Tag Archives: Benedict the Black

Enfleshing God’s love for the poor

Today is a strange confluence of events and feasts which, for me, show God’s ongoing love for the poor.

Since March 25, the feast of the Annunciation, fell on Good Friday this year, it is celebrated today.

Yes, the Word became Flesh on a specific day; but He continues being made flesh every day – in those who are marginalized, rejected, denied love and life.


Mosaic in the Filipino style in Nazareth

Today is also the anniversary of the assassination of Martin Luther King, Jr., in 1968. I clearly remember the night, staying with my parents. I especially remember the phone call from a former classmate who knew of my concern for civil rights.

Benedict the Black

Today Franciscans celebrate the death in 1589 of a saint I have revered since grade school – St. Benedict the Moor (il moro), as he was known then.

The son of African parents who had been slaves, St. Benedict was raised in Sicily. After being freed from slavery, he joined a group of hermits and was eventually chosen their superior.

When the pope disbanded all the small groups of hermits, Benedict joined the Franciscans, where he served as cook. He was chosen superior, even though he was illiterate. He was later chosen novice master but he asked to be allowed to return to the kitchen.

His simplicity, his willingness to do whatever for the glory of God, reminds me of this quote from Martin Luther King, Jr.:

“Whatever is your life’s work, do it well. A man should do his job so well that the living, the dead, and the unborn could do it no better. If it falls your lot to be a street sweeper, sweep streets like Michelangelo painted pictures, like Shakespeare wrote poetry, like Beethoven composed music; sweep streets so well that all the hosts of heaven and earth will have to pause and say, “Here lived a great street sweeper, who swept his job well.”

Today is also the feast of St. Isidore of Seville, an encyclopedic bishop and teacher, who died in 636. He once wrote these words that reflect God’s love for the poor and mistrust of riches:

“The greater our love for the things we possess, the greater our pain when we lose them.
“Greed is insatiable. The person who is afflicted with it always needs something else; the more he has, the more he wants.
“The powerful are nearly all so inflamed with a mad lust for possessions that they stay well clear of the poor. Small wonder that when they come to die that are condemned to the flames of hell, since they did nothing to put out the flames of greed during their lifetime.”

Strong words that challenge all of us.

The challenge is how to be poor like Jesus, giving ourselves for others; how to be drum majors for justice like Martin Luther King; how to be humble servants like St. Benedict the Black; and how to use our gifts for the poor.


Image at St.
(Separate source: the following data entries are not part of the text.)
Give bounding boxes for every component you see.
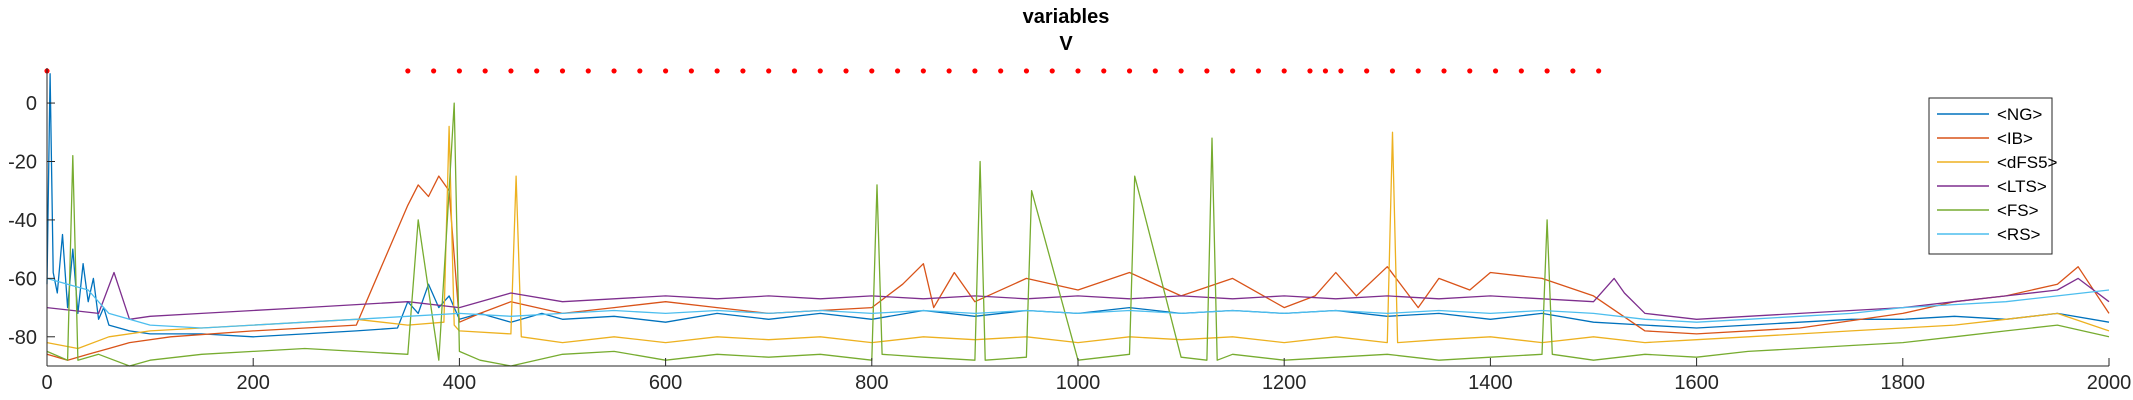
legend-label: <FS> <box>1997 201 2039 220</box>
marker-dot <box>972 68 978 74</box>
y-tick-label: -80 <box>8 327 37 349</box>
series-line <box>46 175 2110 361</box>
marker-dot <box>456 68 462 74</box>
legend-label: <LTS> <box>1997 177 2047 196</box>
marker-dot <box>1338 68 1344 74</box>
marker-dot <box>1544 68 1550 74</box>
series-line <box>46 102 2110 367</box>
marker-dot <box>559 68 566 74</box>
x-tick-label: 1800 <box>1881 372 1926 394</box>
series-line <box>46 277 2110 329</box>
x-tick-label: 600 <box>649 372 682 394</box>
axes: 0 200 400 600 800 1000 1200 1400 1600 1800 2000 0 -2… <box>8 68 2131 394</box>
legend-label: <RS> <box>1997 225 2041 244</box>
marker-dot <box>791 68 798 74</box>
marker-dot <box>1281 68 1287 74</box>
marker-row <box>44 68 1602 74</box>
x-tick-label: 1400 <box>1468 372 1513 394</box>
y-tick-label: -60 <box>8 268 37 290</box>
x-tick-label: 200 <box>237 372 270 394</box>
series-line <box>46 125 2110 350</box>
marker-dot <box>1596 68 1602 74</box>
series-line <box>46 73 2110 338</box>
marker-dot <box>894 68 901 74</box>
marker-dot <box>1126 68 1133 74</box>
legend: <NG> <IB> <dFS5> <LTS> <FS> <RS> <box>1928 97 2058 255</box>
marker-dot <box>740 68 746 74</box>
marker-dot <box>482 68 488 74</box>
marker-dot <box>869 68 875 74</box>
marker-dot <box>1389 68 1396 74</box>
marker-dot <box>508 68 514 74</box>
marker-dot <box>431 68 437 74</box>
marker-dot <box>1255 68 1262 74</box>
legend-box <box>1928 97 2053 255</box>
x-tick-label: 2000 <box>2087 372 2132 394</box>
x-tick-label: 1000 <box>1056 372 1101 394</box>
marker-dot <box>585 68 591 74</box>
marker-dot <box>1570 68 1576 74</box>
x-tick-label: 1600 <box>1674 372 1719 394</box>
x-tick-label: 1200 <box>1262 372 1307 394</box>
marker-dot <box>611 68 617 74</box>
marker-dot <box>998 68 1004 74</box>
marker-dot <box>1364 68 1370 74</box>
legend-label: <dFS5> <box>1997 153 2058 172</box>
y-tick-label: -40 <box>8 210 37 232</box>
marker-dot <box>1049 68 1055 74</box>
title-line: variables <box>1023 6 1110 28</box>
legend-label: <NG> <box>1997 105 2042 124</box>
title-line: V <box>1059 33 1073 55</box>
marker-dot <box>1307 68 1313 74</box>
marker-dot <box>766 68 772 74</box>
marker-dot <box>1518 68 1524 74</box>
marker-dot <box>1023 68 1030 74</box>
x-tick-label: 400 <box>443 372 476 394</box>
x-tick-label: 0 <box>41 372 52 394</box>
marker-dot <box>920 68 926 74</box>
y-tick-label: 0 <box>26 93 37 115</box>
series-line <box>46 271 2110 320</box>
marker-dot <box>663 68 669 74</box>
legend-label: <IB> <box>1997 129 2033 148</box>
marker-dot <box>714 68 720 74</box>
marker-dot <box>843 68 849 74</box>
marker-dot <box>405 68 411 74</box>
marker-dot <box>1415 68 1421 74</box>
marker-dot <box>1204 68 1210 74</box>
y-tick-label: -20 <box>8 151 37 173</box>
marker-dot <box>1178 68 1184 74</box>
plot-series <box>46 73 2110 367</box>
marker-dot <box>1492 68 1499 74</box>
marker-dot <box>534 68 540 74</box>
marker-dot <box>1152 68 1158 74</box>
x-tick-label: 800 <box>855 372 888 394</box>
marker-dot <box>1467 68 1473 74</box>
marker-dot <box>637 68 643 74</box>
chart-title: variables V <box>1023 6 1110 55</box>
marker-dot <box>1322 68 1329 74</box>
marker-dot <box>946 68 952 74</box>
marker-dot <box>1230 68 1236 74</box>
marker-dot <box>1101 68 1107 74</box>
marker-dot <box>1075 68 1081 74</box>
marker-dot <box>688 68 694 74</box>
marker-dot <box>817 68 823 74</box>
marker-dot <box>1441 68 1447 74</box>
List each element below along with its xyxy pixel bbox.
Francis of Assisi Church, 31st Street, NYC

An African-Italian Franciscan saint

Today the Franciscans celebrate the feast of St. Benedict the Black, also known as St. Benedict the Moor. I first read about this sixteenth century saint sometime in the 1950s. His story fascinated me.

He was born the free son of North African slaves in Sicily. He spent a number of years as a member of a group of Franciscan hermits. The small order was suppressed by the pope and he entered the Franciscans and began as a cook for the community. Even though he was illiterate and a lay brother, he was given major responsibilities, even becoming guardian of the community where he lived. They recognized the gifts of this man who had been insulted for his color and whom many would look down on for his lack of education.

Not much more is known about him.

A lay brother, illiterate, son of slaves, and black – and a saint.

In the late fifties a Franciscan priest got me a statue of St. Benedict (which is stored somewhere in Ames). I should bring it back the next time I get there.

The civil rights movement was very much on my heart during those years and to have found St. Benedict the Black helped me to root my support in my faith.

St. Benedict still inspires me as a simple witness to the dignity of all people and challenges me to respect the people I work with and recognize their gifts.